Paradoxical vasoconstriction as result of acetylcholine and serotonin in diseased human coronary arteries

Abstract

In experimental atherosclerosis, impairment of endothelium-dependent vasodilation results in an unmasking of potent vasoconstrictor responses to serotonin, a substance released by aggregating platelets. To determine whether similar changes occur in diseased human coronary arteries, the responses to selective intracoronary infusions of acetylcholine and serotonin (both endothelium-dependent vasodilators) and to isosorbide dinitrate (a dilator directly acting on the smooth muscle) were assessed by quantitative coronary arteriography in 16 patients with angiographically normal coronary arteries, in 10 patients with minimal (less than 30% narrowing) and in five patients with more advanced (greater than 50% narrowing) coronary atherosclerosis. Acetylcholine induced constriction in diseased coronary arteries, but in patients with normal coronary arteriograms, it caused dilatation in seven patients (smooth dilators) and constriction in nine patients (smooth constrictors). In the smooth dilators, however, serotonin evoked no significant changes (+1.4 +/- 4.1%), whereas in the smooth constrictors and in patients with diseased coronary arteries, serotonin caused dose-dependent constriction. The vasoconstrictor responses to serotonin were similar in patients with minimal (-26.5 +/- 4.7%) and more advanced atherosclerosis (-30.9 +/- 5.3%). In one patient with coronary artery disease, serotonin caused a temporary coronary occlusion. All other patients dilated in response to isosorbide dinitrate.

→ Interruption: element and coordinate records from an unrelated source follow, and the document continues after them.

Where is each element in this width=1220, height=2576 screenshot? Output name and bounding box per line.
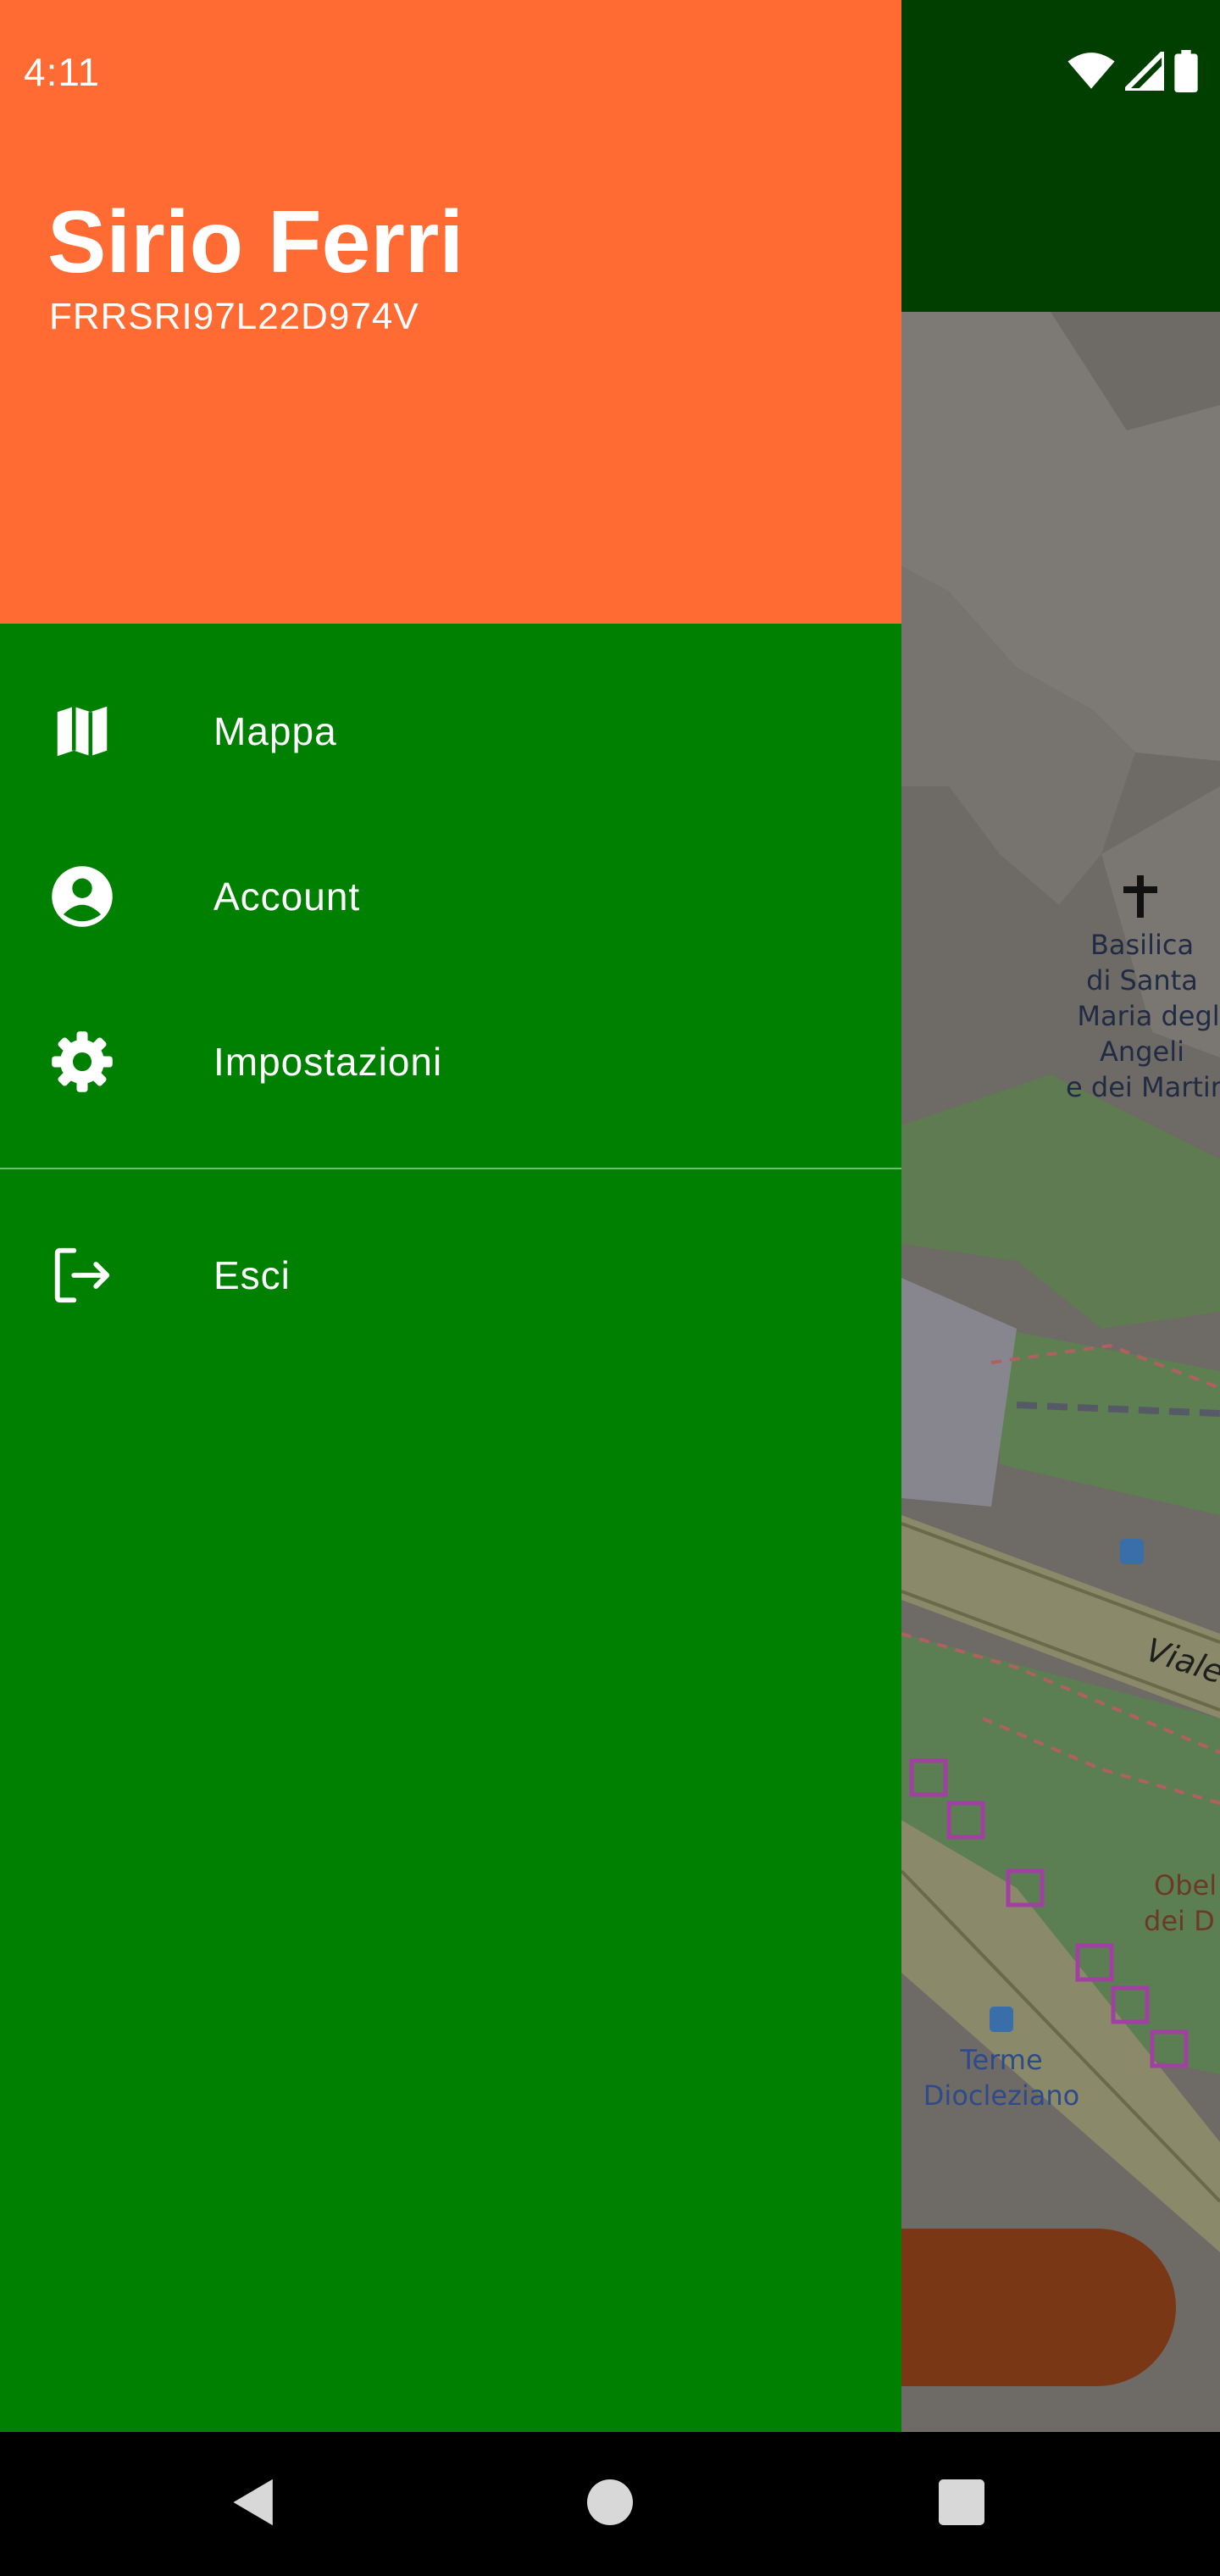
account-circle-icon — [49, 863, 115, 930]
recents-button[interactable] — [923, 2466, 1000, 2542]
recents-icon — [939, 2479, 984, 2529]
back-button[interactable] — [216, 2466, 292, 2542]
logout-icon — [49, 1242, 115, 1308]
home-icon — [587, 2479, 633, 2529]
home-button[interactable] — [572, 2466, 648, 2542]
system-navigation-bar — [0, 2432, 1220, 2576]
map-label: Terme — [959, 2044, 1042, 2076]
status-time: 4:11 — [24, 50, 101, 94]
user-name: Sirio Ferri — [47, 193, 464, 291]
map-icon — [49, 698, 115, 764]
back-icon — [230, 2477, 278, 2532]
battery-icon — [1174, 49, 1198, 97]
menu-item-esci[interactable]: Esci — [0, 1195, 901, 1356]
user-fiscal-code: FRRSRI97L22D974V — [49, 296, 419, 337]
map-label: e dei Martir — [1066, 1071, 1220, 1103]
menu-item-label: Mappa — [214, 709, 337, 753]
navigation-drawer: Sirio Ferri FRRSRI97L22D974V Mappa Accou… — [0, 0, 901, 2432]
drawer-divider — [0, 1168, 901, 1169]
map-label: dei D — [1144, 1905, 1215, 1937]
menu-item-account[interactable]: Account — [0, 816, 901, 977]
menu-item-impostazioni[interactable]: Impostazioni — [0, 981, 901, 1142]
menu-item-label: Account — [214, 874, 361, 919]
status-bar: 4:11 — [0, 0, 1220, 144]
menu-item-label: Esci — [214, 1253, 291, 1297]
signal-icon — [1119, 45, 1167, 95]
map-label: Maria degli — [1077, 1000, 1220, 1032]
map-label: Diocleziano — [923, 2079, 1079, 2112]
menu-item-mappa[interactable]: Mappa — [0, 651, 901, 812]
gear-icon — [49, 1029, 115, 1095]
wifi-icon — [1068, 52, 1115, 95]
map-label: di Santa — [1086, 964, 1198, 997]
map-label: Angeli — [1100, 1035, 1184, 1068]
map-label: Obel — [1154, 1869, 1217, 1901]
status-icons — [1068, 45, 1198, 97]
map-label: Basilica — [1090, 929, 1194, 961]
menu-item-label: Impostazioni — [214, 1040, 443, 1084]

The vasomotor responses to acetylcholine and to serotonin were thus shown to be completely in parallel.

Conclusion: impairment of endothelium-dependent vasodilation unmasks potent vasoconstrictor responses to serotonin both in early and advanced coronary atherosclerosis. These changes may play an important role in the pathogenesis of a dynamic coronary artery stenosis.